Галка настораживается.
– Зачем тебе это?
– Проверить одесскую информацию.
– Есть что-нибудь интересное?
– Мало. Перерыли все архивы – и ничего. Ни досье, ни фото, ни приказов, ни докладов, даже подписи нет. А образец почерка, сама знаешь, одна из вернейших «особых примет». Можно изменить биографию, даже внешность, только не почерк: специалисты-графологи всегда найдут общность, как его ни меняй. И если почерк настоящего Сахарова – это почерк бывшего Пауля Гетцке, значит, на руках у меня по меньшей мере козырной туз.
– Может быть, жива его мать?
– Жива и живет в том же доме. Но он никогда не писал ей. Ни одного письма, даже поздравительной открытки.
– А если потревожить его немецкую мачеху? Возможно, она тоже жива.
– Где? В Мюнхене? Попытаться, конечно, можно, но исход сомнителен. Есть другой вариант. По словам Волошиной, у Пауля в Берлине была невеста, некая Герта Циммер. Немцам свойственна сентиментальность, и возможно, что Герта Циммер, если она жива и живет в Берлине – пусть в Западном, найдем, – все еще хранит заветное письмо или фотокарточку с трогательной надписью любимого, разлученного с нею навеки.
– Зыбко все это, – вздыхает Галка.
– Не мог он предусмотреть всего. Где-нибудь да просчитался, какой-нибудь след да оставил. Хоть кончик ниточки. А мы ее вытянем.
С этой зыбкой надеждой я и остаюсь на опустевшем теплоходе. Бассейн спущен. Без воды он неприветлив и некрасив. Снова возвращаюсь в каюту в ожидании вызова из Москвы. Но Москва молчит. Неужели Корецкий ничего не узнал? Не может быть. Что-то уже наверняка есть – накапливает, скряга, информацию. Уже час прошел – Сахаровы вот-вот вернутся. И, вспомнив к случаю о Магомете и горе, решительно подымаюсь в радиорубку. Снова связываюсь по радиотелефону с Москвой.
– Почему не выходишь на связь? – говорю я недовольно замещающему меня Корецкому.
Корецкого я знал еще сиротой мальчуганом, подобранным наступавшей воинской частью, с которой ушел и я после освобождения Одессы. Ныне он майор с высшим юридическим образованием, непосредственно мне подчиненный.
Он сдержан и чуть-чуть суховат.
– Торопитесь, товарищ полковник.
– Меня, между прочим, зовут Александр Романович. А тороплюсь не я – время торопит. Есть что-нибудь?

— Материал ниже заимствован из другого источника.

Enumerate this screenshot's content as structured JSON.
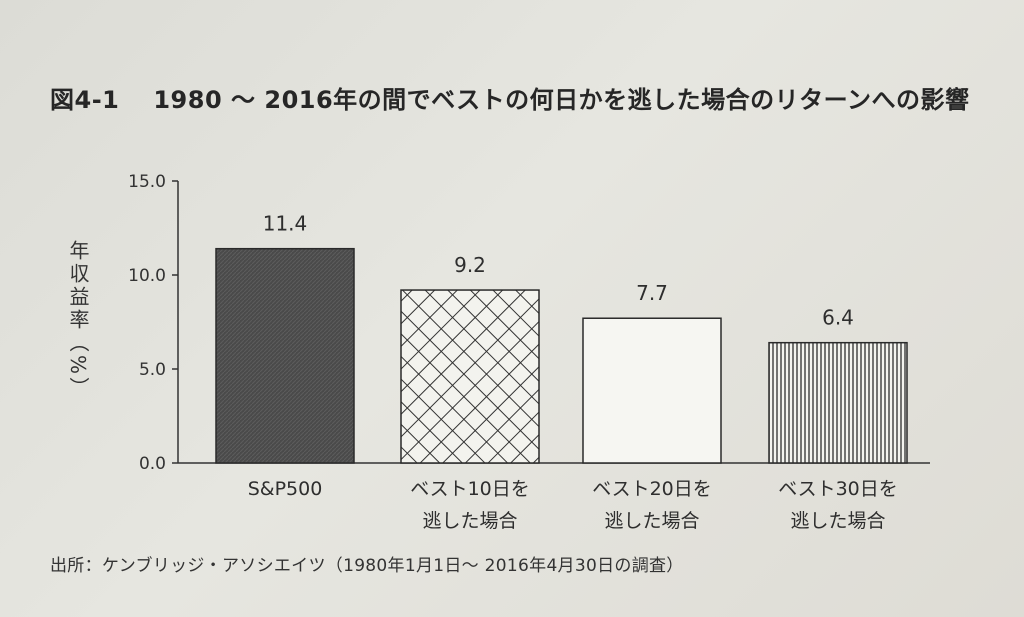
{
  "figure": {
    "number": "図4-1",
    "title": "1980 ～ 2016年の間でベストの何日かを逃した場合のリターンへの影響"
  },
  "source": "出所：ケンブリッジ・アソシエイツ（1980年1月1日～ 2016年4月30日の調査）",
  "chart_data": {
    "type": "bar",
    "categories": [
      "S&P500",
      "ベスト10日を逃した場合",
      "ベスト20日を逃した場合",
      "ベスト30日を逃した場合"
    ],
    "category_lines": [
      [
        "S&P500"
      ],
      [
        "ベスト10日を",
        "逃した場合"
      ],
      [
        "ベスト20日を",
        "逃した場合"
      ],
      [
        "ベスト30日を",
        "逃した場合"
      ]
    ],
    "values": [
      11.4,
      9.2,
      7.7,
      6.4
    ],
    "value_labels": [
      "11.4",
      "9.2",
      "7.7",
      "6.4"
    ],
    "bar_fills": [
      "dark-solid",
      "diagonal-crosshatch",
      "white",
      "vertical-stripes"
    ],
    "ylabel": "年収益率（%）",
    "xlabel": "",
    "ylim": [
      0,
      15
    ],
    "yticks": [
      0,
      5,
      10,
      15
    ],
    "ytick_labels": [
      "0.0",
      "5.0",
      "10.0",
      "15.0"
    ],
    "grid": false,
    "legend": "none"
  }
}
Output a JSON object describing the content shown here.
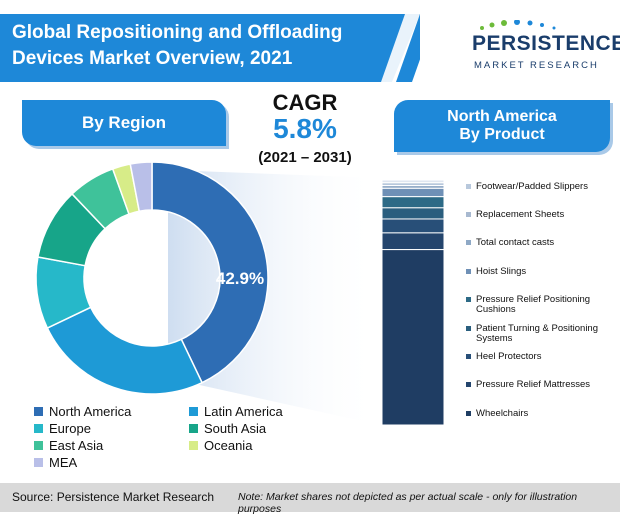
{
  "title": "Global Repositioning and Offloading Devices Market Overview, 2021",
  "logo": {
    "main": "PERSISTENCE",
    "sub": "MARKET RESEARCH"
  },
  "region_pill": "By Region",
  "product_pill": {
    "line1": "North America",
    "line2": "By Product"
  },
  "cagr": {
    "label": "CAGR",
    "value": "5.8%",
    "period": "(2021 – 2031)"
  },
  "footer": {
    "source": "Source: Persistence Market Research",
    "note": "Note: Market shares not depicted as per actual scale - only for illustration purposes"
  },
  "colors": {
    "title_banner": "#1e88d8",
    "pill": "#1e88d8",
    "dark_navy": "#1f3d63",
    "footer_bg": "#d9d9d9"
  },
  "chart_data": [
    {
      "type": "pie",
      "variant": "donut",
      "categories": [
        "North America",
        "Latin America",
        "Europe",
        "South Asia",
        "East Asia",
        "Oceania",
        "MEA"
      ],
      "values": [
        42.9,
        25,
        10,
        10,
        6.6,
        2.5,
        3
      ],
      "colors": [
        "#2e6db4",
        "#1e9ad6",
        "#26b8c9",
        "#17a589",
        "#3fc29a",
        "#d7ec88",
        "#b9bfe8"
      ],
      "data_labels": [
        "42.9%",
        "",
        "",
        "",
        "",
        "",
        ""
      ],
      "legend": [
        "North America",
        "Latin America",
        "Europe",
        "South Asia",
        "East Asia",
        "Oceania",
        "MEA"
      ],
      "legend_placement": "bottom"
    },
    {
      "type": "bar",
      "variant": "stacked",
      "categories": [
        "Footwear/Padded Slippers",
        "Replacement Sheets",
        "Total contact casts",
        "Hoist Slings",
        "Pressure Relief Positioning Cushions",
        "Patient Turning & Positioning Systems",
        "Heel Protectors",
        "Pressure Relief Mattresses",
        "Wheelchairs"
      ],
      "values": [
        1,
        1,
        1,
        3,
        4,
        4,
        5,
        6,
        63
      ],
      "colors": [
        "#dfe6f0",
        "#b8c8dc",
        "#8fa9c6",
        "#6f90b6",
        "#2d6a86",
        "#2a5e7e",
        "#284f78",
        "#24456d",
        "#1f3d63"
      ],
      "legend_placement": "right"
    }
  ]
}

– Прежде всего был у генерала. Доложил все подробно. Он заинтересован, да и знает вашу интуицию. Короче, есть «добро». И по делу кое-что есть…
– Давай кое-что.
– Сахаров живет в Москве с сорок шестого. Окончил Плехановский в пятидесятом. Работал экономистом в разных торгах, сейчас в комиссионке на Арбате, соблазнился, должно быть, приватными доходами, которые учесть трудно. Женат с пятьдесят девятого, до этого жил холостяком, обедал по ресторанам, вечеринки, гости, девушки, но сохранил, в общем, репутацию солидного, сдержанного человека. Жена – косметичка по специальности, практикует дома. Детей нет.
– Все это преамбула, мне знакомая. Дальше.
– Не судился и под следствием не был. Служебные характеристики безупречны. Образ жизни замкнутый, хотя профессия его и жены предполагает обширный круг знакомых. Но ни с кем из них Сахаровы не поддерживают близких отношений. Это точно. Даже телефон у них звонит крайне редко.
– Откуда это известно?
– От соседей. Телефон у Сахаровых в передней. Стенка тонкая. Каждый звонок слышен.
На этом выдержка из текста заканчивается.